"Geniale, fantastico, divertente". Il festival di Marco Carta sta tutto in tre aggettivi. "Spero con questa canzone, con questo disco di poter ripagare i miei fan per il loro affetto", ha spiegato
Sanremo, 23 febbraio 2009 - "GENIALE, fantastico, divertente". Il festival di Marco Carta sta tutto in tre aggettivi. "Spero con questa canzone, con questo disco di poter ripagare i miei fan per il loro affetto", ha spiegato l’interprete de La forza mia l’altra sera appena spenti i riflettori dell’Ariston. "Ho un grande pubblico, grazie ad ‘Amici’ che mi ha dato un grosso seguito". Merito anche della De Filippi, presente l’altra sera all’Ariston nei panni di madrina-valletta.
"Sono molto contento che Maria abbia assistito anche a questa mia seconda vittoria. La prima era stata quella di ‘Amici’, là ho fatto la mia gavetta. Però Maria De Filippi non mi ha protetto: non sono dipesi da lei voti e risultato. Speravo anzi che mi desse sicurezza, invece l’ho vista così agitata che ho sentito io l’istinto di proteggere lei".
Parla pure della sua canzone. "Nel disco avevo almeno altri tre brani fortissimi per il Festival: Vorrei tenerti qui di Tony Blescia, Dentro questa musica e Dentro ad ogni brivido. Ma alla fine ho scelto La forza mia perché ha una marcia in più: la positività". In sala stampa Povia passa e va, Sal Da Vinci rimane: "Ci ho messo 14 anni per arrivare a Sanremo e mi è successo di tutto: sono stato eliminato, ripescato e ho superato pure la serata di venerdì centrando la finale".

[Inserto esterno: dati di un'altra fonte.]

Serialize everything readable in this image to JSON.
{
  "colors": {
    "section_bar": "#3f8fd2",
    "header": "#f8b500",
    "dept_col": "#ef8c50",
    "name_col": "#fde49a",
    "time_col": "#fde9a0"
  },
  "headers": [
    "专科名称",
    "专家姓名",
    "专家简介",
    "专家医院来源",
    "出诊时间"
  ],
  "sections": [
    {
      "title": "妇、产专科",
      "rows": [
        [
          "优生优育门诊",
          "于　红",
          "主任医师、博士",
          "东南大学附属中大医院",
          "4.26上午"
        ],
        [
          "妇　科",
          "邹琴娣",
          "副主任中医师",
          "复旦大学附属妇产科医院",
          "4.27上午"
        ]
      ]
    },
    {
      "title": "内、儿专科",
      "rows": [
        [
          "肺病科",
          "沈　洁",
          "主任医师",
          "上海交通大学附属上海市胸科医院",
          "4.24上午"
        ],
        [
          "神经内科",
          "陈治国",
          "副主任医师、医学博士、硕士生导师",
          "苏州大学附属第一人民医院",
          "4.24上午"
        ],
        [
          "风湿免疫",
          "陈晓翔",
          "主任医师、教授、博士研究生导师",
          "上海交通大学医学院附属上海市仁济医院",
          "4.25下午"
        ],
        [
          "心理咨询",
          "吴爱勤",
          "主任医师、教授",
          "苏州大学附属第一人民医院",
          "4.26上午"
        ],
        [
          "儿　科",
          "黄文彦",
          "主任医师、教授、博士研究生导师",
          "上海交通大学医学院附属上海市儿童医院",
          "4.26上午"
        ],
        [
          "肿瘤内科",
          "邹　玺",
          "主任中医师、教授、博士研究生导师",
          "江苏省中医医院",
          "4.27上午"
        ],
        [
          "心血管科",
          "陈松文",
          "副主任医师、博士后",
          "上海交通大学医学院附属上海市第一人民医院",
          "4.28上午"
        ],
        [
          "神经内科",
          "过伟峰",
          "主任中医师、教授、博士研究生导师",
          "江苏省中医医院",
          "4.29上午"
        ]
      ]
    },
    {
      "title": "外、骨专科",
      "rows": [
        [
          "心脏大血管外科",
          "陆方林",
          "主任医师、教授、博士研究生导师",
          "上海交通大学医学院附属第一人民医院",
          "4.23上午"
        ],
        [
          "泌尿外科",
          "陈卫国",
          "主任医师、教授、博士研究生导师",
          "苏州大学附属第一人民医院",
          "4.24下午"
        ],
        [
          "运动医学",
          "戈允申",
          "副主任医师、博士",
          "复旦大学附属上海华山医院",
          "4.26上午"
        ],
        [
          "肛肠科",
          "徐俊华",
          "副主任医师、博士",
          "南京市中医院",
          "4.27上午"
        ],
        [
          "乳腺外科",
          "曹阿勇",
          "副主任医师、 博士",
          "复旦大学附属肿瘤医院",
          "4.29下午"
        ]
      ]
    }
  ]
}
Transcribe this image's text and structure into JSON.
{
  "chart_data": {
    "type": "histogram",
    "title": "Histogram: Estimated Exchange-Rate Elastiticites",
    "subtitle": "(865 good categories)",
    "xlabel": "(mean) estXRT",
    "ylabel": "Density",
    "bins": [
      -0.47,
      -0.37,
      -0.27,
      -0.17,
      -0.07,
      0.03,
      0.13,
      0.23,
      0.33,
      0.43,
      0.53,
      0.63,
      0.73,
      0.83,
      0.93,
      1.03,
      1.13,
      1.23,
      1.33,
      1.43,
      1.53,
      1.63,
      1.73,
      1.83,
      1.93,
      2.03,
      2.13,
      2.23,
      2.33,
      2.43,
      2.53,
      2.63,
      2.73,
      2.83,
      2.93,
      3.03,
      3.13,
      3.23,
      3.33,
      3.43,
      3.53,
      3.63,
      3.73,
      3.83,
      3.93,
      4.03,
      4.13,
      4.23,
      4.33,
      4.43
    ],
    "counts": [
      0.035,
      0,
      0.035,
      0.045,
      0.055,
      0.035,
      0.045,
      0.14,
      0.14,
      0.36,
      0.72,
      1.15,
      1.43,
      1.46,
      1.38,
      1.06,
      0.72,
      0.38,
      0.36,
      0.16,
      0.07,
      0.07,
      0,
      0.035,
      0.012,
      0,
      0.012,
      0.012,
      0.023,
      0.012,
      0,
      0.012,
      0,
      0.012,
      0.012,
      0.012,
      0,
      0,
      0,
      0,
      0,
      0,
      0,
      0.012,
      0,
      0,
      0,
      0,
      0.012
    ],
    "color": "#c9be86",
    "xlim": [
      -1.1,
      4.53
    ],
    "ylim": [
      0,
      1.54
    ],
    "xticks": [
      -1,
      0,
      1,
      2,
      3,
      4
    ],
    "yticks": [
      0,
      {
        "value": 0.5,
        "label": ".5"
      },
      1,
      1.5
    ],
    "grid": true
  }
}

SUL BANCO dei vincitori pure gli Afterhours, saliti in scena nel gran finale col triangolo rosa dei prigionieri omosessuali dei lager nazisti cuciti sulle giacche. "L’abbiamo fatto perché ci riteniamo i veri alieni del Festival e vogliamo essere solidali con tutti quelli come noi" spiega il leader Manuel Agnelli. "Pensiamo che in Italia in questo momento la categoria aliena sia quella degli omosessuali: è un segno che abbiamo fatto per loro".